Bournville Cocoa Works: Office Buildings.
Taking train from the city, glimpses can be caught, as we near our destination, of the pretty houses and gardens of the village, forming a great contrast to the densely populated district of Stirchley on the other side of the line. Stepping on to the station, we are greeted by a whiff of the most delicious fragrance, which is quite enough of itself to betray the whereabouts of the great factory lying beneath us, of which from this point we have a fairly good bird's-eye view. Down the station steps, and a few yards up the lane to the left, with a playing field on one side, and on the other a plantation of fir-trees almost hiding the red brick and timbered gables of the office buildings, and we have arrived at the factory lodge. Looking through the open door down a
vista of archways bowered in clematis and climbing roses, with an alpine rock garden at each side of the broad walk, we might almost imagine ourselves to be at the entrance to some botanical gardens.

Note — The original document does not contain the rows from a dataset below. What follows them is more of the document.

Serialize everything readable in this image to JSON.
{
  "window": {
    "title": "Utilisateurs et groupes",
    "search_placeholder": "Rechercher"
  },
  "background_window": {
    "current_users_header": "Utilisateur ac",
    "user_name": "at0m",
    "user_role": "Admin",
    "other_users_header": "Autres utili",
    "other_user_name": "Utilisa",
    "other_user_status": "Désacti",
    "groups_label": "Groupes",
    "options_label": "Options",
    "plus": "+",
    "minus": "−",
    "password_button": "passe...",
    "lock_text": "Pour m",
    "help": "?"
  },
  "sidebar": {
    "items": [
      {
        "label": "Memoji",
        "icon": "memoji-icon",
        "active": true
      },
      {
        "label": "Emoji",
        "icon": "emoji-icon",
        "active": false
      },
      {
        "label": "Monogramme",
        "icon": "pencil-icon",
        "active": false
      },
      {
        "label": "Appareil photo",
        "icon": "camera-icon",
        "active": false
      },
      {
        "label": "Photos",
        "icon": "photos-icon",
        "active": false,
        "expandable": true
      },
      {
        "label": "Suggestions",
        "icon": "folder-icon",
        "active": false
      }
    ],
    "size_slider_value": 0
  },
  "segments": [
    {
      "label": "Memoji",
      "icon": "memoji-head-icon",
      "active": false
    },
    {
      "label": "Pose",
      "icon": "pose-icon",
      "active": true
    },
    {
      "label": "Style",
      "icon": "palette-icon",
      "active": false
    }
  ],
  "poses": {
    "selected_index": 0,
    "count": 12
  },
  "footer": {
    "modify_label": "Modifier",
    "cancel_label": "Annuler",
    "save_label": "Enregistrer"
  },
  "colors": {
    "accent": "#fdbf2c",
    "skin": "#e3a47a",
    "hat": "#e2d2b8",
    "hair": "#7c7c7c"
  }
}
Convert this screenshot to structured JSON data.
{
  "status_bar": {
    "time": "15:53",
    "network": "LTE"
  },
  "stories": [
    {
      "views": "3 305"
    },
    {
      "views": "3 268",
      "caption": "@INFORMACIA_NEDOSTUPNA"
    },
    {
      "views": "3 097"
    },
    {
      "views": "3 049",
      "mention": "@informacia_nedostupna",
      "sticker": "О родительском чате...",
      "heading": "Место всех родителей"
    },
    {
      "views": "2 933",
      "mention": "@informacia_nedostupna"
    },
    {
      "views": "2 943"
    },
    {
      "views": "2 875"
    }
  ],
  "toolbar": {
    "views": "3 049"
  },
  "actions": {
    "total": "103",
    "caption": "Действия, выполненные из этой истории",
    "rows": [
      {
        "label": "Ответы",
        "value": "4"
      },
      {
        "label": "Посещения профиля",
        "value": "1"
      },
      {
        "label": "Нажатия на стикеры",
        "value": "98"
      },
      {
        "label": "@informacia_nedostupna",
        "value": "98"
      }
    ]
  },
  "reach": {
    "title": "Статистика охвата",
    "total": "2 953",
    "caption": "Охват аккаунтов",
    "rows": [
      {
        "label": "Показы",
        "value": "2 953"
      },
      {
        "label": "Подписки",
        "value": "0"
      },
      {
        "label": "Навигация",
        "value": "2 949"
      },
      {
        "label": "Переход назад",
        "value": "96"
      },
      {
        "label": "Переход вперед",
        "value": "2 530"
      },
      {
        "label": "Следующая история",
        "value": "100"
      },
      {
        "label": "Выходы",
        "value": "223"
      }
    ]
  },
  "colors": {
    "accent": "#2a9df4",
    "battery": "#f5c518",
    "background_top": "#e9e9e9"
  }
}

But a glance at the thousands of check hooks covering the inner wall of the lodge informs us that more than 2,400 girls pass in and out every day. The men's lodge is at a separate gate.
Before entering the works, a few steps further along the road will give us some idea of the many advantages gained by moving the factory out into the country. Just opposite the lodge a sloping path leads to the cycle-house, where some 200 machines are stored during work hours. Beyond this, in the middle of a flower garden, stands the Estate Office of the Bournville Village Trust, and in the background higher up a girls' pavilion can be seen through the trees. Behind it stretch asphalt tennis-courts and playing-fields, bordered by a belt of fine old trees, under whose shade wind pretty shrubbery walks lined with rustic seats. A passage under the road leads straight from
the works into these beautiful grounds, and on a summer's day few prettier sights could be found than the numbers of white-robed girls who stream across in the dinner-hour to revel in the sunshine of the open fields, or sit in groups beneath the shady trees, enjoying a picnic lunch. A little further along the road the trees and the rhododendron bushes sweep backwards, leaving an open space, where a smooth lawn reaches to the front of a fine old mansion, for many years used as a home for some fifty of the work-girls whose own homes are at a distance, or who have no home at all. The fruit gardens and vineries belonging to "Bournville Hall" are used for the benefit of work-people who are ill.
Coronation Cricket Pavilion, Bournville.